Büyük hücum’un yapılacağı gün en ön safta vuruşacağı için çocuklar gibi seviniyordu. Otuz tane gözüpek yeniçeri seçmişti. Hep birlikte aynı noktaya hücum edeceklerdi.
Nihayet beklenilen an gelip çatmıştı. Mehter “hücum” havası çalınca Ulubatlı Hasan ve arkadaşları “Allah Allah” sesleriyle ileri atılmışlardı. Ulubatlı’nın bir elinde sancak, diğer elinde kalkan vardı. Sura dayanan merdivenlerden süratle tırmanıyordu. Atılan oklara, taşlara, üzerlerine dökülen kızgın yağlara kalkanını siper ediyordu. Nihayet surların üzerine varmayı başarmıştı. O anda kalkanını fırlatıp atmış, uzun palasını çekmiş, arslanlar gibi vuruşmaya başlamıştı. Önüne çıkan düşman askerlerine vuruyor, vuruyordu. Yahya Kemal’in tasvir ettiği gibiydi manzara. Şöyle demektedir şair:
Vur pençe-i Alî’deki şemşîr aşkına
Gülbangi asmanı tutan pir aşkına
Ey leşker-i müfettihü’l-ebvâb vur bugün
Feth-î mübîni zâmin o tebşir aşkına
Vur deyr-i küfrün üstüne rekz-î hilâl içün
Gelmiş bu şehsüvâr-ı cihangir aşkına
Düşsün çelengi Rûm’un eğilsün ser-î Firenk
Vur Türk’ü gönderen yed-i takdir aşkına
Son savletinle vur ki açılsın bu sûrlar
Fecr-i hücum içindeki Tekbîr aşkına
Ulubatlı’nın şimşek gibi çakan kılıcından ürken düşman askerleri uzaktan ok yağdırmaya başlamışlardı. Oklar peş peşe Hasan’ın vücuduna saplanıyordu. Ayakta duramayacağını anlayan Ulubatlı sancağı Topkapı’daki surlann üzerine dikivermişti. Sancağın surların üzerinde dalgalandığını gören askerler coşmuştu. Tekbir getirerek büyük bir gayretle surlara hücum ediyorlardı. Ulubatlı Hasan da vücudunun oklarla delik deşik olmasına rağmen yaralı ars-lan gibi sancağın yanına düşman askerlerini yaklaştırmıyordu. Nihayet diğer arkadaşlan yanına gelmiş, Hasan’ın etrafına halka olmuşlardı. Sancağın artık emin ellerde olduğunu gören Hasan yüzünde mes’ud
bir tebessümle ruhunu Rahman’a teslim etmişti. Kendisiyle birlikte surlara tırmanan arkadaşlarından 18′i de şehid olmuş, kalan 12’si sancağı düşürmemişti.

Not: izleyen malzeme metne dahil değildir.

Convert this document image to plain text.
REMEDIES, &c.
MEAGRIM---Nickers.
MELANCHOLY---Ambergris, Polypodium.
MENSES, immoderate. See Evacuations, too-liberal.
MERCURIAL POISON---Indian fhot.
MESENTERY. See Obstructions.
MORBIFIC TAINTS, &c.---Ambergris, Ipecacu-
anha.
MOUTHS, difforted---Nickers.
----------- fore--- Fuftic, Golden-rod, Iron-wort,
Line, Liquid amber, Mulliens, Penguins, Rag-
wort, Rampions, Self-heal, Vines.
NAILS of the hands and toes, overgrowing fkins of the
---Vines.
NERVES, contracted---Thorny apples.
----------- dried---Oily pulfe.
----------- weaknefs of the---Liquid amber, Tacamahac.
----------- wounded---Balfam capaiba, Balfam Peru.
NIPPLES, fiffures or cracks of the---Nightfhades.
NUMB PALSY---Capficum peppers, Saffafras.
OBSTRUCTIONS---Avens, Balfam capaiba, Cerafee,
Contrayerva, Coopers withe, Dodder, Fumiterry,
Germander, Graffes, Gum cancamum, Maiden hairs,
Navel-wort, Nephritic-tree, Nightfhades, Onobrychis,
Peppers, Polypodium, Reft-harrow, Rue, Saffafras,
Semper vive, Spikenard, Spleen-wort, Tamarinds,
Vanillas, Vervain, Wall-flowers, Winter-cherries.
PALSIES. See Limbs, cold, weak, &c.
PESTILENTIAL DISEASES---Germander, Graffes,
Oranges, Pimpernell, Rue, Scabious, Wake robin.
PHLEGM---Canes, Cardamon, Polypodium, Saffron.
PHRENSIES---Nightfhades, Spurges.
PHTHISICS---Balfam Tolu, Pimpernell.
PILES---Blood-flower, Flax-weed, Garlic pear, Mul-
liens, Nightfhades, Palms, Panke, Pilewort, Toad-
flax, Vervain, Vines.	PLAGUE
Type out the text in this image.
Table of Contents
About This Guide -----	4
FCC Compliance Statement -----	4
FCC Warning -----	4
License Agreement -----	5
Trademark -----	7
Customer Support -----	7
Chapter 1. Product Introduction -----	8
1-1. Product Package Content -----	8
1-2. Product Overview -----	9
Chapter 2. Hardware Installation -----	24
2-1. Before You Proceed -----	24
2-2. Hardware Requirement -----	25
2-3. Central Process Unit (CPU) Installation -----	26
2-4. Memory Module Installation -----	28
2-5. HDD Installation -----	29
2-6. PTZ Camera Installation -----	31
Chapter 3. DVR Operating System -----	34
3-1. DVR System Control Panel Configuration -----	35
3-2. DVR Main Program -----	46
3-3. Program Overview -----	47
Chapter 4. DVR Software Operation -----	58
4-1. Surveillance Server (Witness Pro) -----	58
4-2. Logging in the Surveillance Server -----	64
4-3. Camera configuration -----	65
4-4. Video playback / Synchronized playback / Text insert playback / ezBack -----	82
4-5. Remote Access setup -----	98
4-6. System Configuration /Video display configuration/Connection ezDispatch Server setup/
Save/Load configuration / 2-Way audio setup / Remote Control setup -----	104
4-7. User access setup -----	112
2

Çok genç yaşta şehitlik rütbesini kazanan Ulubatlı Hasan’ın vücuduna 27 ok saplanmıştı. Arkadaşlan bu okları çıkardılar ve bu mübarek şehidi Fatih’in huzuruna götürdüler. Fatih, İslâmın bu bahadır evladına dua ettikten sonra şöyle demiştir: “Ulubatlı Hasan’ım! Ne kadar şanlısın. Eğer sultan olmasaydım, Ulubatlı Hasan olmak isterdim!”